Platforms are a group of
Payments flexibility is often seen as an important competitive differentiator, specifically platforms that operate as a two-sided marketplace. And with the global expansion of platform merchant databases, the industry wades into the territory of regional compliance, alternative payment methods, and data localizations.
“The difference in business models impact the relative importance and nature of their payment needs,” commented Wideman. For traditional merchants, “the needs range from basic payment enablement [to helping] offload regulatory compliance and reduc[ing] the burden of building and maintaining a payments infrastructure.” More sophisticated and advanced revenue optimization helps to improve success rates by reducing fees and costs and leveraging payments.
Payments orchestration addresses unique consumer needs
With the rapid advancement of new technologies in response to COVID-19 and the change in consumer spending habits, it is crucial for the payments industry to simplify the way it organizes data.
“Solving for merchant acquisition and time-to-value is one of the biggest challenges we’re hearing about from platforms, particularly as those merchants bring their own providers with them,” said Wideman. This means that the providers must continue to work together or risk losing a significant portion of the market. To do so, they have to design their platform in a way that allows for easy onboarding of merchants and gets them transacting quickly.
Payments orchestrations can help standardize and streamline this onboarding effort, granting merchants the flexibility to maintain relationships with current gateways while continuing to accept consumers’ payments of choice. This gives consumers the confidence in their payments platform’s ability to deliver services by the provider in a universal fashion. “That doesn’t constrain future shifts and choices the merchant may make to optimize their business model,” added Wideman, making orchestrations a best practice for optimizing success.
Takeaway
Payments orchestration is the key to merchant success now and in a post-COVID world.
COVID-19 has altered the payments industry, and there’s no going back. The pandemic has shifted the implementation of technology in online and point-of-sale payments from a convenience to a necessity.
Fortunately for merchants, they have a wide choice of payment gateway vendors in the U.S. market.
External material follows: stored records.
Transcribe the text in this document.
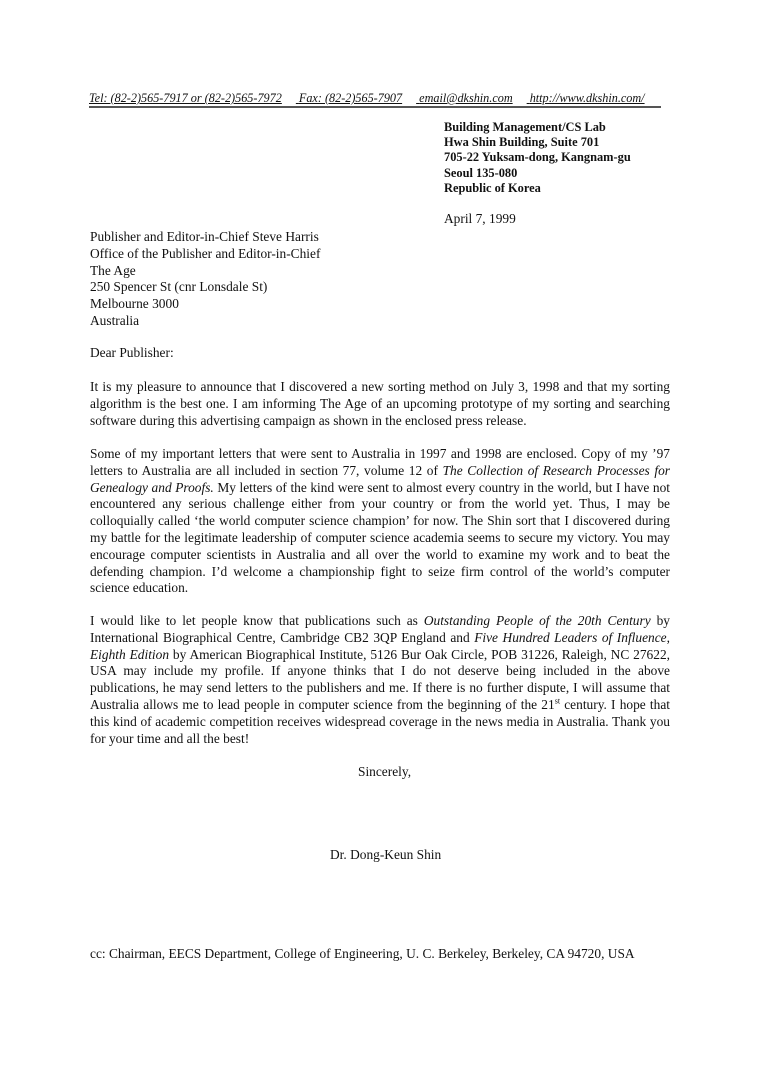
Tel: (82-2)565-7917 or (82-2)565-7972 Fax: (82-2)565-7907 email@dkshin.com http://www.dkshin.com/
Building Management/CS Lab
Hwa Shin Building, Suite 701
705-22 Yuksam-dong, Kangnam-gu
Seoul 135-080
Republic of Korea
April 7, 1999
Publisher and Editor-in-Chief Steve Harris
Office of the Publisher and Editor-in-Chief
The Age
250 Spencer St (cnr Lonsdale St)
Melbourne 3000
Australia
Dear Publisher:
It is my pleasure to announce that I discovered a new sorting method on July 3, 1998 and that my sorting algorithm is the best one. I am informing The Age of an upcoming prototype of my sorting and searching software during this advertising campaign as shown in the enclosed press release.
Some of my important letters that were sent to Australia in 1997 and 1998 are enclosed. Copy of my ’97 letters to Australia are all included in section 77, volume 12 of The Collection of Research Processes for Genealogy and Proofs. My letters of the kind were sent to almost every country in the world, but I have not encountered any serious challenge either from your country or from the world yet. Thus, I may be colloquially called ‘the world computer science champion’ for now. The Shin sort that I discovered during my battle for the legitimate leadership of computer science academia seems to secure my victory. You may encourage computer scientists in Australia and all over the world to examine my work and to beat the defending champion. I’d welcome a championship fight to seize firm control of the world’s computer science education.
I would like to let people know that publications such as Outstanding People of the 20th Century by International Biographical Centre, Cambridge CB2 3QP England and Five Hundred Leaders of Influence, Eighth Edition by American Biographical Institute, 5126 Bur Oak Circle, POB 31226, Raleigh, NC 27622, USA may include my profile. If anyone thinks that I do not deserve being included in the above publications, he may send letters to the publishers and me. If there is no further dispute, I will assume that Australia allows me to lead people in computer science from the beginning of the 21st century. I hope that this kind of academic competition receives widespread coverage in the news media in Australia. Thank you for your time and all the best!
Sincerely,
Dr. Dong-Keun Shin
cc: Chairman, EECS Department, College of Engineering, U. C. Berkeley, Berkeley, CA 94720, USA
While distinguishing among vendors can be difficult, orchestration companies allow for cross-platform gateway and payment service configuration, which creates more opportunities for growth.
Companies are positioned to grow even faster and more efficiently when they use a payments orchestration layer. “Valuable resources are really freed up to focus on customers’ needs [when implementing orchestration],” added Wideman. Orchestration layers make it possible for merchants and platforms to focus on customization and building an optimal stack of providers, technologies, and services, which will allow them to meet the personal requirements of each individual customer.
Orchestration is a valuable tool for integrating various providers and services. In the world that we live in today, “orchestration is not just nice to have, it’s a must have for rapid growth and expansion,” concluded Wideman.